The 30-second ad opens with photos of corporate felons. “Bernie Madoff, Ken Lay, Dennis Kozlowski … criminals … gluttons of greed,” the announcer says. But over the phrase “gluttons of greed,” the commercial shows a brief clip of activity on a trading floor, with someone throwing confetti.
It looks like the daily chaos on the Chicago markets. But it appears on closer examination to be footage from the Minneapolis Grain Exchange, a market known for wheat futures. Its contracts serve the same function for investors and speculators as the products offered at the Chicago Mercantile Exchange and the Chicago Board of Trade.
So is Obama equating those traders with “gluttons of greed”? The president’s campaign spokesman, Ben LaBolt, denied that’s the case. “Listen to the script,” LaBolt said in an email. “‘Gluttons of greed’ is a reference to Lay, Madoff, etc.”
LaBolt couldn’t confirm if the footage showed the Minneapolis exchange, which closed its trading floor in late 2008, before Obama’s inauguration. It converted to an electronic marketplace using the trading network of CME Group Inc., owner of the Chicago exchanges.
A board member of the Minneapolis market, William Power, said he had heard of the ad but hasn’t seen it. He criticized Obama for offering a “villainous portrayal of everybody that’s involved with the trading business or Wall Street or the banking business.”
Power said the image’s use in an ad about the nation’s economic trouble shows a lack of knowledge. “They are so far away from business,” he said.

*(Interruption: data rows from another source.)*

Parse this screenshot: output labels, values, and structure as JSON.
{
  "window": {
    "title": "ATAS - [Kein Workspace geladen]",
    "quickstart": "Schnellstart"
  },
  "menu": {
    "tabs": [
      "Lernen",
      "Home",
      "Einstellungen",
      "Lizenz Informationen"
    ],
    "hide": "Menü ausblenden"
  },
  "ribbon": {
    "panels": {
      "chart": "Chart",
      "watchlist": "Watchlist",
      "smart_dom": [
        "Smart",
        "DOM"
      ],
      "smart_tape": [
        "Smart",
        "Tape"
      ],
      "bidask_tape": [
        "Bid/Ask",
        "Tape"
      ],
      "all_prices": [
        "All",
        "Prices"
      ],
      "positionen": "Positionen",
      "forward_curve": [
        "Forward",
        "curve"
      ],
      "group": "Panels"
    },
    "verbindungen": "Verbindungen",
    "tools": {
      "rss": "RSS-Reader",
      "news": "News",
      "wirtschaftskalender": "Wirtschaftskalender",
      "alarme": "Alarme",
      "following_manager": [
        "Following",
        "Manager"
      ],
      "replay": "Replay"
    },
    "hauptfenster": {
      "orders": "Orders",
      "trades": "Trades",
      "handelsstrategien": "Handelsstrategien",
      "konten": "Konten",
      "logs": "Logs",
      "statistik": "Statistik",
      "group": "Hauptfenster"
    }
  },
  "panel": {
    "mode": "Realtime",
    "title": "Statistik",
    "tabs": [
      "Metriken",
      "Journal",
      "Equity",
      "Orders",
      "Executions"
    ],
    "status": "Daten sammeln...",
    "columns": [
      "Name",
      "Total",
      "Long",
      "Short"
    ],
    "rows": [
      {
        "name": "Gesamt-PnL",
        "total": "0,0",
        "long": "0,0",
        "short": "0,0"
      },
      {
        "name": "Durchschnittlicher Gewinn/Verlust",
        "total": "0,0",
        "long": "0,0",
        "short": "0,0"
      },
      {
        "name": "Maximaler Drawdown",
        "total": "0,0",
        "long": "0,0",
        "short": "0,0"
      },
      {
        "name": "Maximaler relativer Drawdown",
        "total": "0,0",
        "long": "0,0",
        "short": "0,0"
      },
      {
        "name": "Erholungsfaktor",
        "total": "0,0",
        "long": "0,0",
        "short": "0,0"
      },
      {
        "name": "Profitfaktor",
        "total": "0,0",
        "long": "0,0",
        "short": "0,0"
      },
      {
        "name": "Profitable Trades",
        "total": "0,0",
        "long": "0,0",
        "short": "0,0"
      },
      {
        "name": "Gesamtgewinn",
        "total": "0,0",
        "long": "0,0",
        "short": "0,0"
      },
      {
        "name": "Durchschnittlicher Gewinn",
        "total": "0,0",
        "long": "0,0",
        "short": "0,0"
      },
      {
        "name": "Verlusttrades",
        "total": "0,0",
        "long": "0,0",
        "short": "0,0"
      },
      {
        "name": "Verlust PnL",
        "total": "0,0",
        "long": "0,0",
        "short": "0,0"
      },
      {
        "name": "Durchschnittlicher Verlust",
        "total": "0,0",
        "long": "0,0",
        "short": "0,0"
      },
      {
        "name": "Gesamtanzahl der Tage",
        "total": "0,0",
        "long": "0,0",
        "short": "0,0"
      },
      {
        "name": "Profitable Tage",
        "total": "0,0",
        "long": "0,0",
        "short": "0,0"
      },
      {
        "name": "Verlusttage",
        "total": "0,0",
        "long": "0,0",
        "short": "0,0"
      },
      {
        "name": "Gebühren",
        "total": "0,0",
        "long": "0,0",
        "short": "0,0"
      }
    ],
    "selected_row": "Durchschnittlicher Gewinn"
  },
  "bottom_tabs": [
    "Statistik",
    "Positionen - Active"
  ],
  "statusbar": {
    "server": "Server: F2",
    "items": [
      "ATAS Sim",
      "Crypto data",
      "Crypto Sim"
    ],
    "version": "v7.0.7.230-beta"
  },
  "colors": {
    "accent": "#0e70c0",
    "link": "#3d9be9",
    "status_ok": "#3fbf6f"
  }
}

A longtime trader in futures and options, Power called himself a “socially progressive” person who backs Romney. “This guy Obama is a danger to this economy,” Power said.
A CME spokesman declined to comment.
The ad veers to humor, offering up Big Bird as the sinister force over all corporate wrongdoing and asserts that only Romney has the gumption to take him on. In promising during the presidential debate to cut funding for public broadcasting, Romney said he’d do it despite a high regard for the network’s Big Bird character.
“Mitt Romney knows it’s not Wall Street you have to worry about, but Sesame Street,” the ad says.
The criminals the ad mentions all had prosecutions at least started under President George Bush, whereas some have accused federal regulators under Obama of being slow to punish those involved in more recent scandals, such as the collapse of the MF Global brokerage.
LaBolt summed up the ad’s point: “There’s no doubt that excessive risk taking and a lack of oversight triggered the financial crisis that crashed the economy and devastated the middle class. The president took essential steps to ensure that never happens again, but Mitt Romney won’t stand up to Wall Street — he’d repeal Wall Street reform and risk a relapse. Instead, he’s found the strength and courage to take on Big Bird.”
Either way, Obama can’t say he didn’t know he was putting future traders in the middle of the fight. “I’m Barack Obama and I approved this message” are the first words that greet the viewer.